Physical therapist Danielle Clare of D.C. Physiotherapy Associates lends perspective on Danziger’s success story and the general benefits of a low-impact exercise routine like Pure Barre. As a hiker, biker and runner, Clare frequently participates in sprint-triathlons and Tough Mudder competitions. This athletic background enables her to relate to patients, as well as demonstrate and explain their rehabilitation exercises in a more concise way.
“An individual’s main focus in a workout really depends on that person and what their strengths and weaknesses are,” Clare says. “A class like Pure Barre could be more beneficial [than other higher-intensity workouts] because it concentrates on maintaining proper form and posture. The instructors correct an individual’s form and focus on flexibility, toning, and strength.”
Classes are filled with varying age demographics. Older clients leave the barre with the same feelings of gratification as a “barre-goer” in their twenties. They are seeing results while keeping their joints protected, as there is zero impact involved.
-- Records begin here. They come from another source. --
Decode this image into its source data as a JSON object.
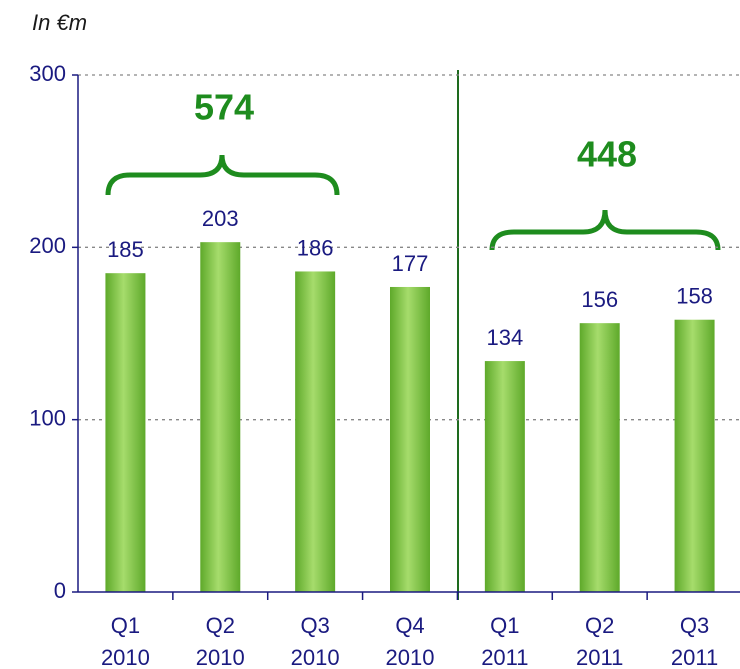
{
  "chart_data": {
    "type": "bar",
    "unit_label": "In €m",
    "categories": [
      [
        "Q1",
        "2010"
      ],
      [
        "Q2",
        "2010"
      ],
      [
        "Q3",
        "2010"
      ],
      [
        "Q4",
        "2010"
      ],
      [
        "Q1",
        "2011"
      ],
      [
        "Q2",
        "2011"
      ],
      [
        "Q3",
        "2011"
      ]
    ],
    "values": [
      185,
      203,
      186,
      177,
      134,
      156,
      158
    ],
    "color": "#7cc242",
    "ylim": [
      0,
      300
    ],
    "yticks": [
      0,
      100,
      200,
      300
    ],
    "grid": true,
    "annotations": [
      {
        "text": "574"
      },
      {
        "text": "448"
      }
    ]
  }
}
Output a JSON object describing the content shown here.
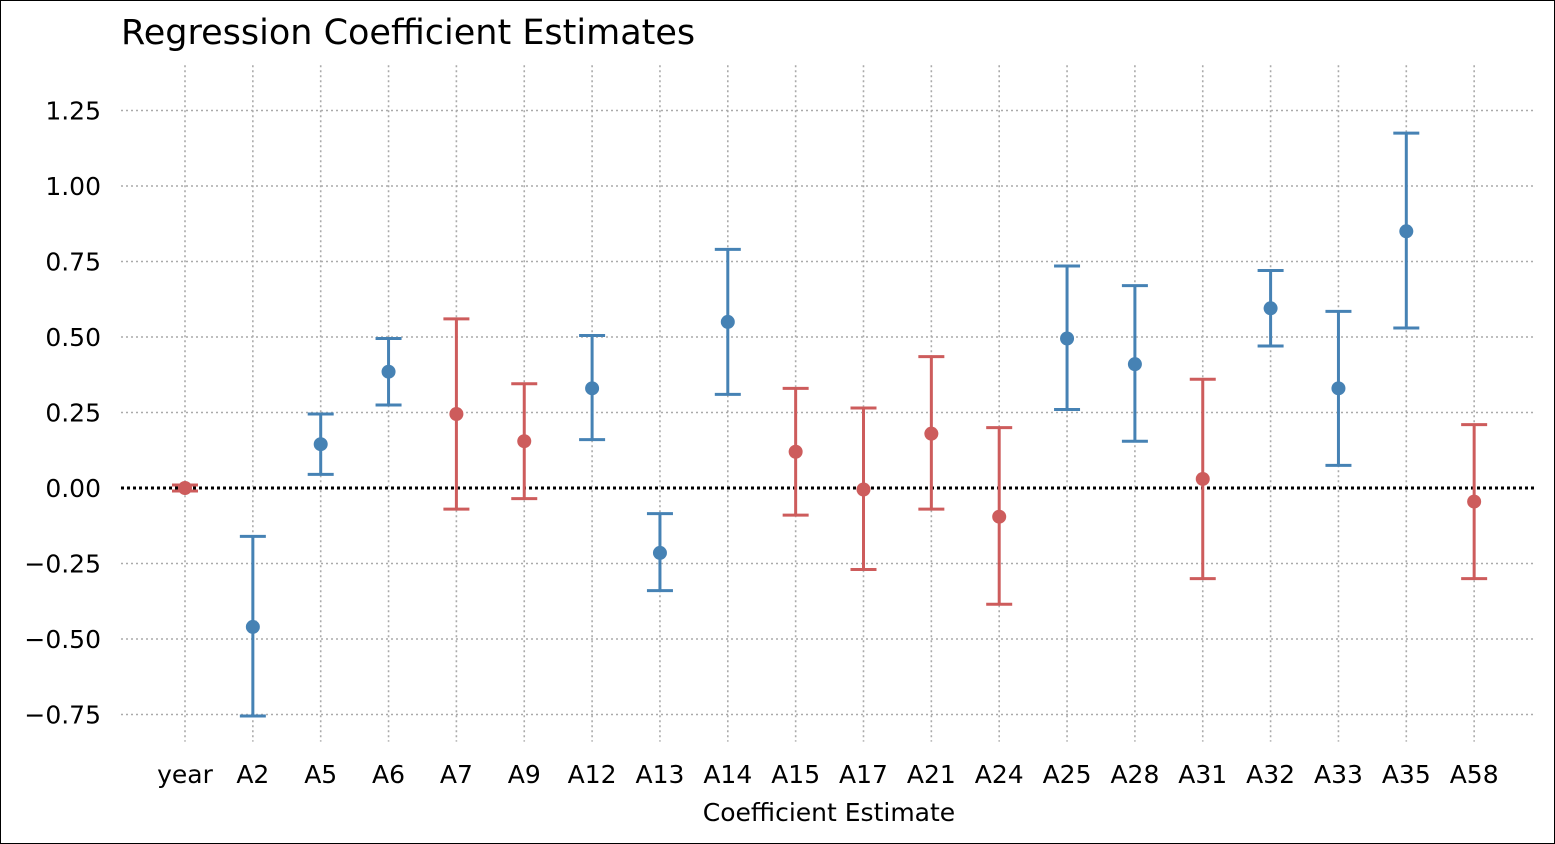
{
  "chart_data": {
    "type": "scatter",
    "title": "Regression Coefficient Estimates",
    "xlabel": "Coefficient Estimate",
    "ylabel": "",
    "categories": [
      "year",
      "A2",
      "A5",
      "A6",
      "A7",
      "A9",
      "A12",
      "A13",
      "A14",
      "A15",
      "A17",
      "A21",
      "A24",
      "A25",
      "A28",
      "A31",
      "A32",
      "A33",
      "A35",
      "A58"
    ],
    "estimates": [
      0.0,
      -0.46,
      0.145,
      0.385,
      0.245,
      0.155,
      0.33,
      -0.215,
      0.55,
      0.12,
      -0.005,
      0.18,
      -0.095,
      0.495,
      0.41,
      0.03,
      0.595,
      0.33,
      0.85,
      -0.045
    ],
    "ci_lower": [
      -0.01,
      -0.755,
      0.045,
      0.275,
      -0.07,
      -0.035,
      0.16,
      -0.34,
      0.31,
      -0.09,
      -0.27,
      -0.07,
      -0.385,
      0.26,
      0.155,
      -0.3,
      0.47,
      0.075,
      0.53,
      -0.3
    ],
    "ci_upper": [
      0.01,
      -0.16,
      0.245,
      0.495,
      0.56,
      0.345,
      0.505,
      -0.085,
      0.79,
      0.33,
      0.265,
      0.435,
      0.2,
      0.735,
      0.67,
      0.36,
      0.72,
      0.585,
      1.175,
      0.21
    ],
    "significant": [
      false,
      true,
      true,
      true,
      false,
      false,
      true,
      true,
      true,
      false,
      false,
      false,
      false,
      true,
      true,
      false,
      true,
      true,
      true,
      false
    ],
    "yticks": [
      1.25,
      1.0,
      0.75,
      0.5,
      0.25,
      0.0,
      -0.25,
      -0.5,
      -0.75
    ],
    "ytick_labels": [
      "1.25",
      "1.00",
      "0.75",
      "0.50",
      "0.25",
      "0.00",
      "−0.25",
      "−0.50",
      "−0.75"
    ],
    "ylim": [
      -0.84,
      1.4
    ],
    "zero_line": 0,
    "grid": true,
    "colors": {
      "significant": "#4682b4",
      "not_significant": "#cd5c5c",
      "grid": "#aaaaaa",
      "zero_line": "#000000"
    }
  }
}
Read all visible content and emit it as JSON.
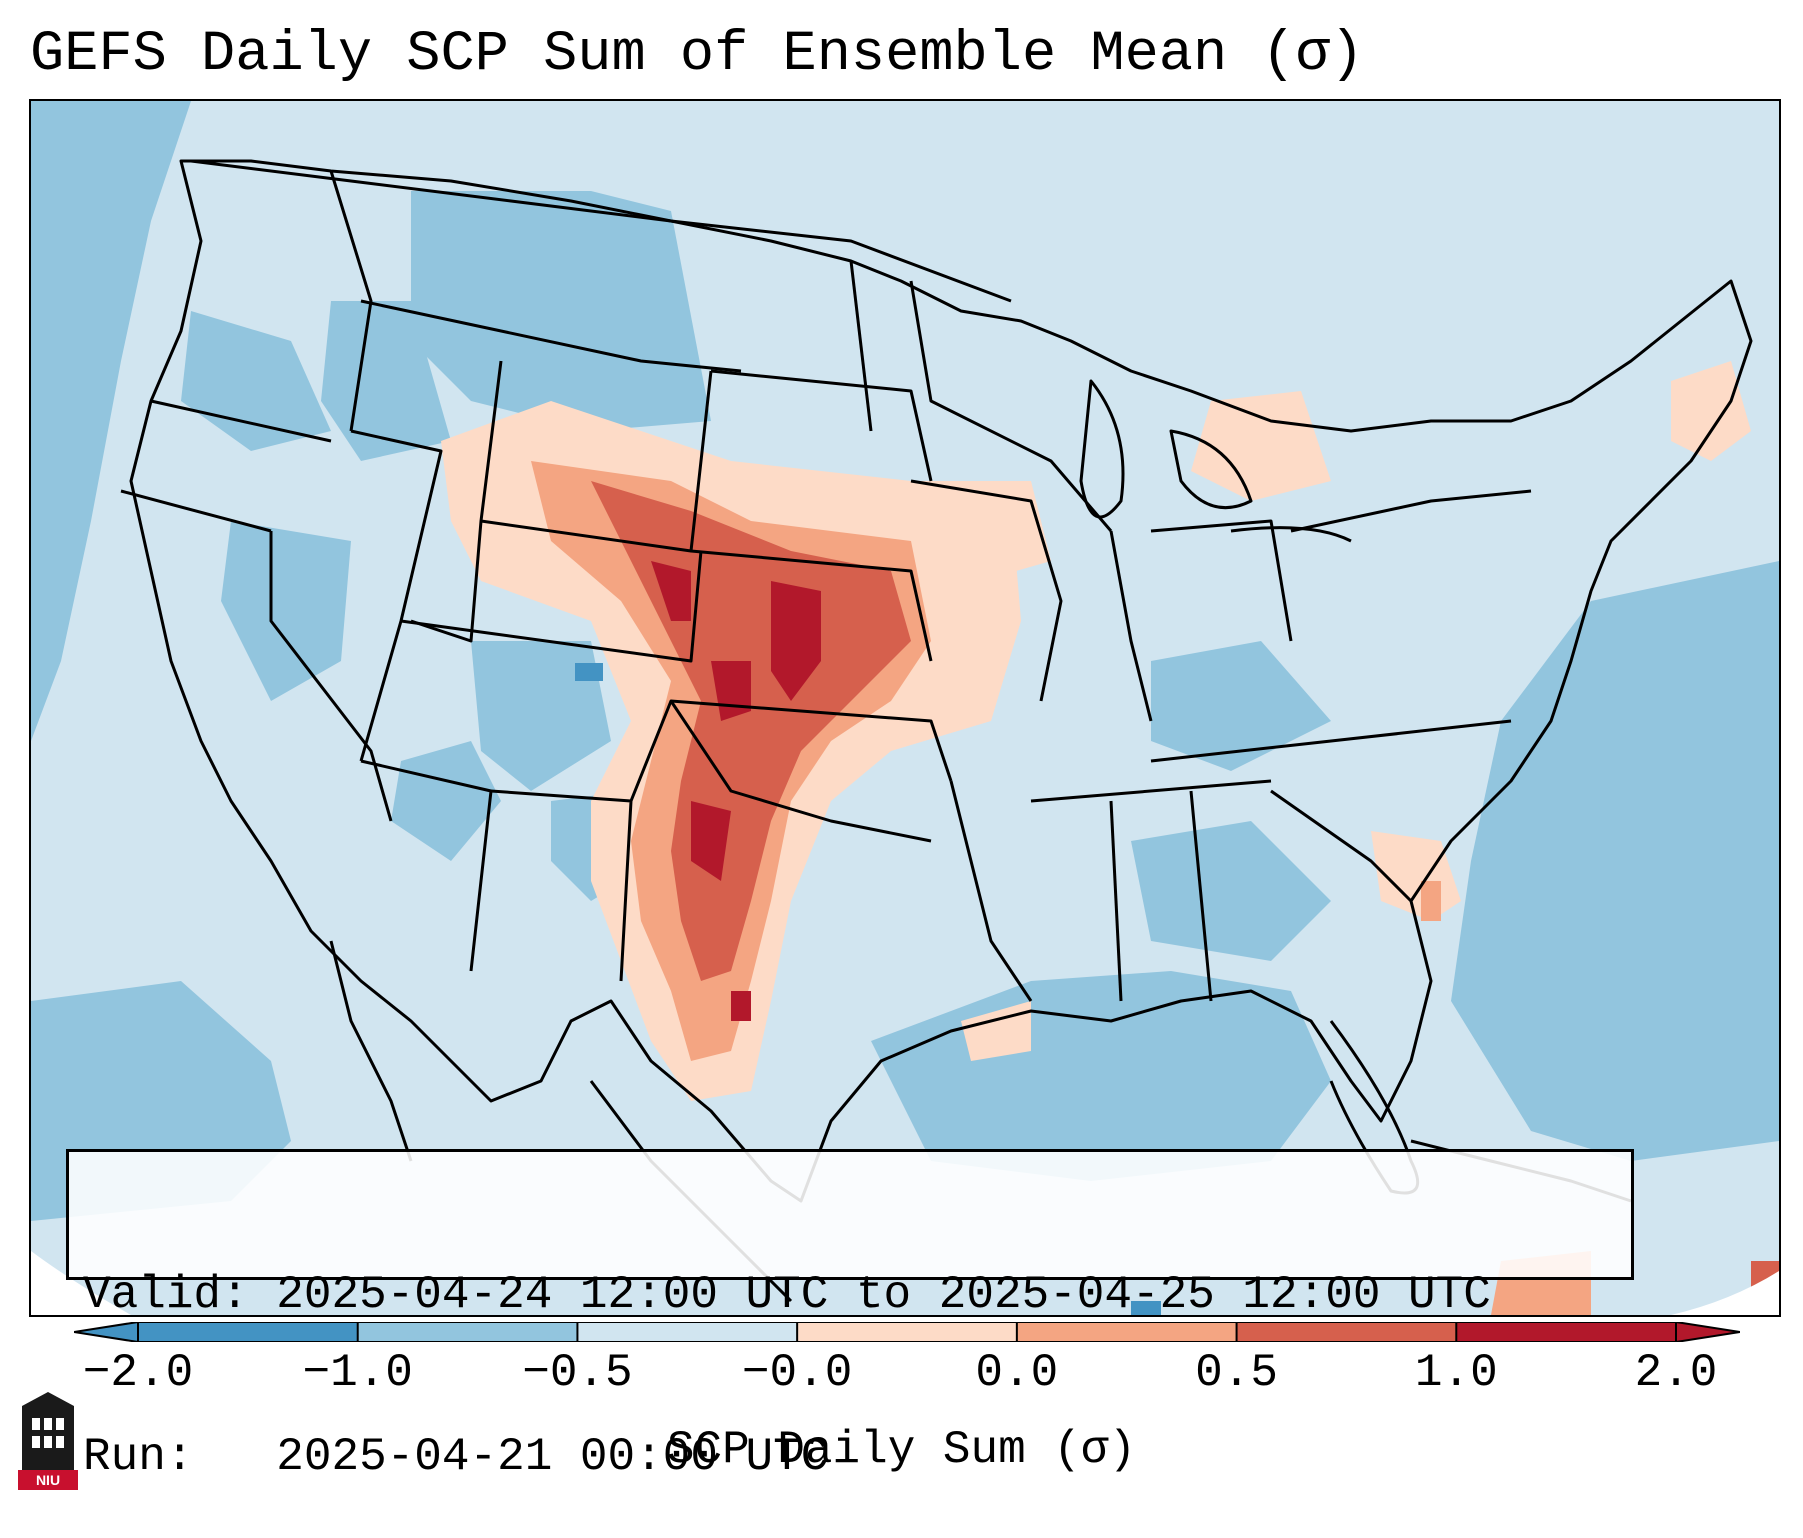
{
  "title": "GEFS Daily SCP Sum of Ensemble Mean (σ)",
  "info": {
    "valid_label": "Valid:",
    "valid_value": "2025-04-24 12:00 UTC to 2025-04-25 12:00 UTC",
    "run_label": "Run:",
    "run_value": "2025-04-21 00:00 UTC"
  },
  "colorbar": {
    "label": "SCP Daily Sum (σ)",
    "tick_labels": [
      "−2.0",
      "−1.0",
      "−0.5",
      "−0.0",
      "0.0",
      "0.5",
      "1.0",
      "2.0"
    ],
    "colors": [
      "#4393c3",
      "#92c5de",
      "#d1e5f0",
      "#fddbc7",
      "#f4a582",
      "#d6604d",
      "#b2182b"
    ],
    "extend": "both"
  },
  "map": {
    "projection": "Lambert conformal, CONUS",
    "colors": {
      "very_low": "#4393c3",
      "low": "#92c5de",
      "near_zero_neg": "#d1e5f0",
      "near_zero_pos": "#fddbc7",
      "mid": "#f4a582",
      "high": "#d6604d",
      "very_high": "#b2182b",
      "outline": "#000000"
    }
  },
  "logo": {
    "text": "NIU"
  }
}
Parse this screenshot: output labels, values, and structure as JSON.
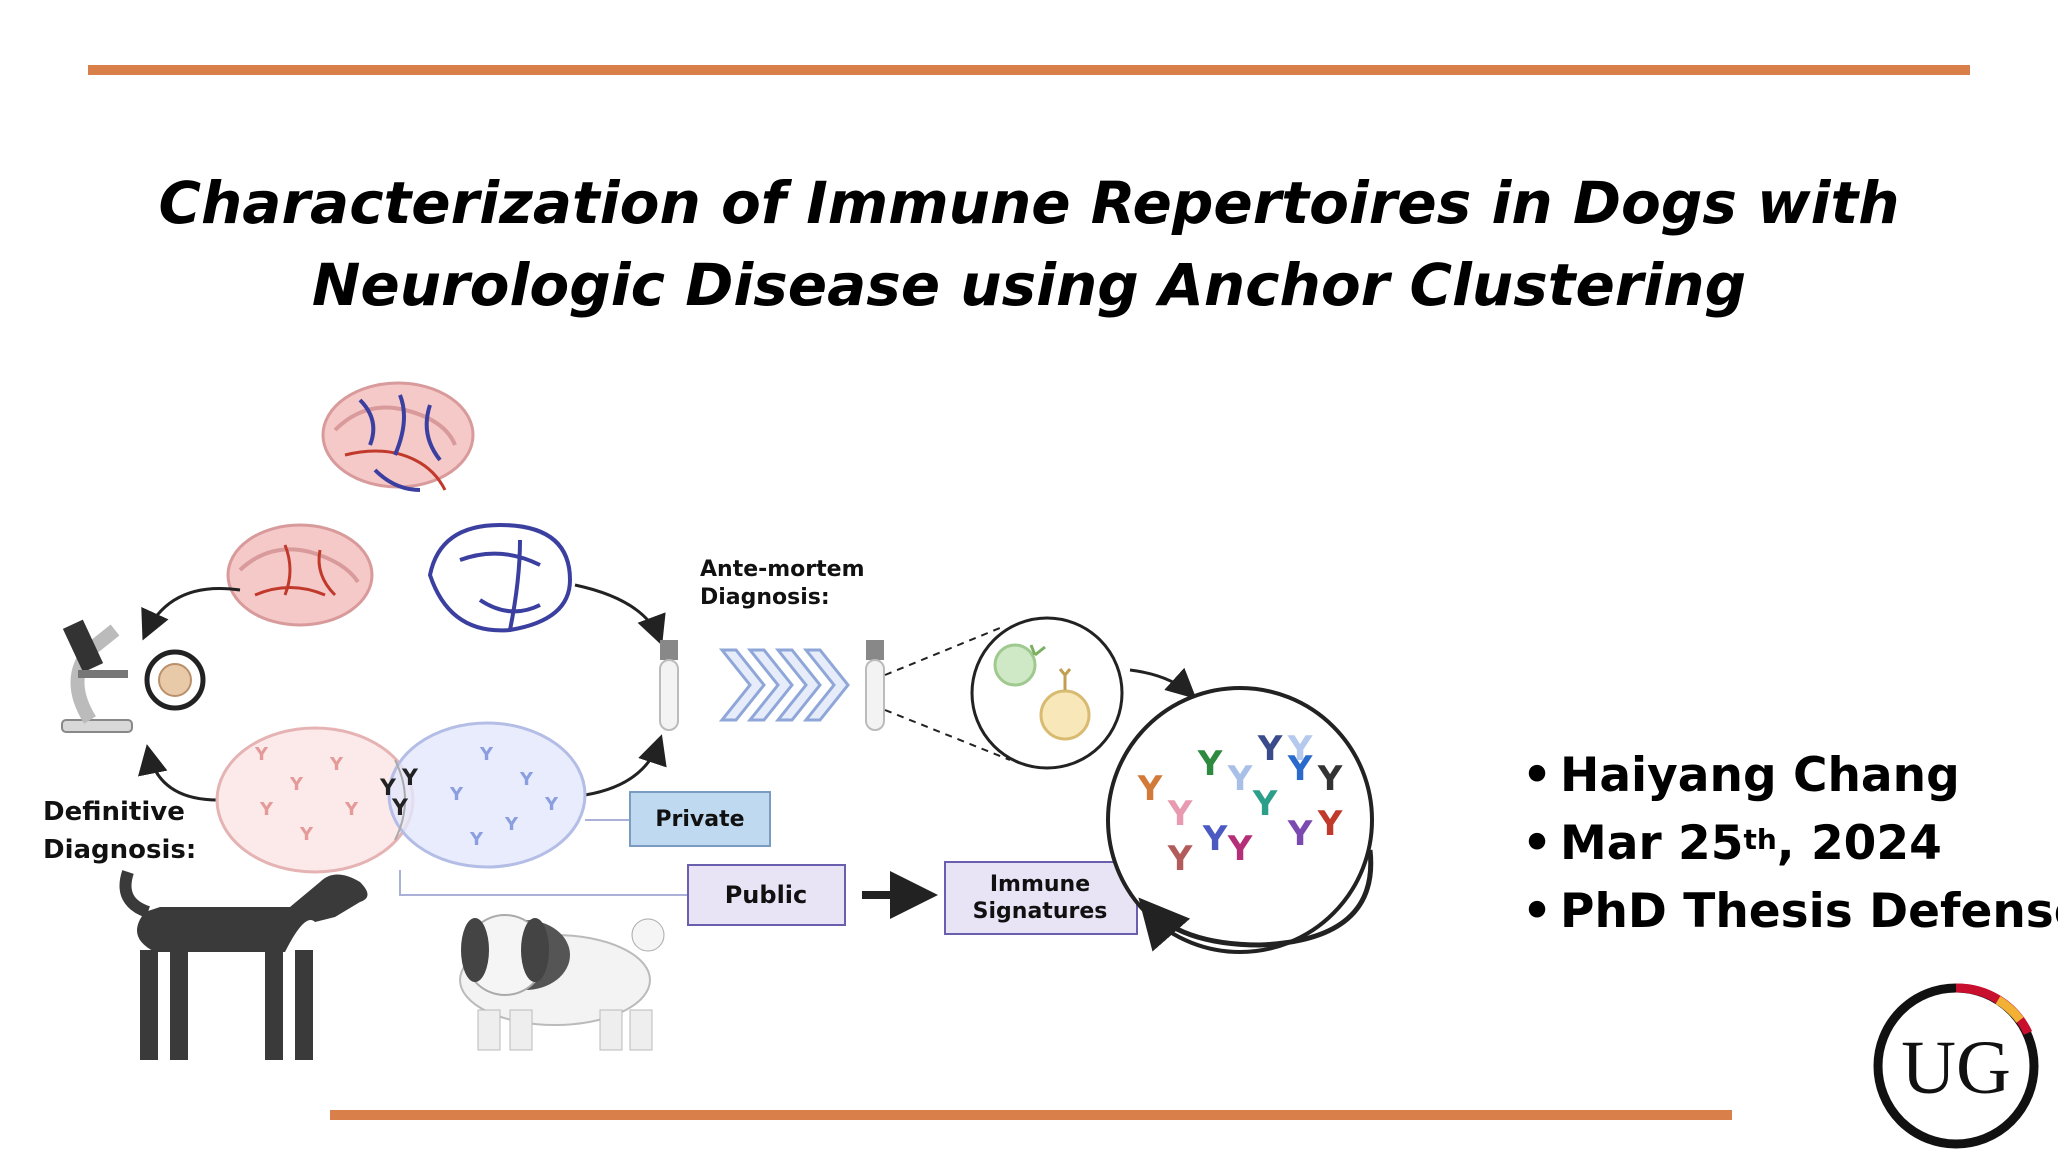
{
  "title": {
    "line1": "Characterization of Immune Repertoires in Dogs with",
    "line2": "Neurologic Disease using Anchor Clustering"
  },
  "figure": {
    "ante_mortem_line1": "Ante-mortem",
    "ante_mortem_line2": "Diagnosis:",
    "definitive_line1": "Definitive",
    "definitive_line2": "Diagnosis:",
    "private_label": "Private",
    "public_label": "Public",
    "immune_signatures_line1": "Immune",
    "immune_signatures_line2": "Signatures"
  },
  "presenter": {
    "name": "Haiyang Chang",
    "date_prefix": "Mar 25",
    "date_superscript": "th",
    "date_suffix": ", 2024",
    "event": "PhD Thesis Defense"
  },
  "logo_text": "UG",
  "colors": {
    "accent_bar": "#d9804a",
    "private_box": "#bfd9f0",
    "public_box": "#e8e4f6"
  }
}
“This [use of] proper technique and controlled movements could result in fewer injuries and in turn, be less strenuous and harmful to the body,” Clare says.
Now the class is migrating to the center of the floor for some final core work, which sparks an adrenaline rush similar to nearing a finish line. Clients glance toward the clock to see they only have a few more minutes to make their workout count. “Little down, little up,” the instructor says as she demonstrates the crunch-like exercise to the class, whose abdominal walls are pleading for a rest. They continue to power through, as beads of sweat form upon their upper lips. “10 more seconds! You can do anything for 10 seconds,” the instructor says. Then the music tempo decreases as the class-pace slows down. A few clients smile while releasing an exasperated sigh, and the final two minutes of class are spent on a meditational stretch sequence guided by the soothing voice of the instructor.
For Chaffee, Pure Barre has become more than the addictive, results-guaranteed workout she first discovered as a client in 2009 at a North Carolina studio. Now as the co-owner of multiple Pure Barre studios in this selective franchise, she says it’s the community-building aspect that hooked her from the beginning. With membership growing weekly, classes are reaching full-capacity days in advance as Pure Barre finds its way into the regular workout routines of women everywhere.
“Pure Barre makes you feel like you’re a part of something bigger than just going to work out. That really sets it apart,” Chaffee says. “For instance, when you just go to the gym, you hop on a treadmill, do your thing and then leave. Everyone can do Pure Barre, and people feel empowered when they come. That keeps people coming back.”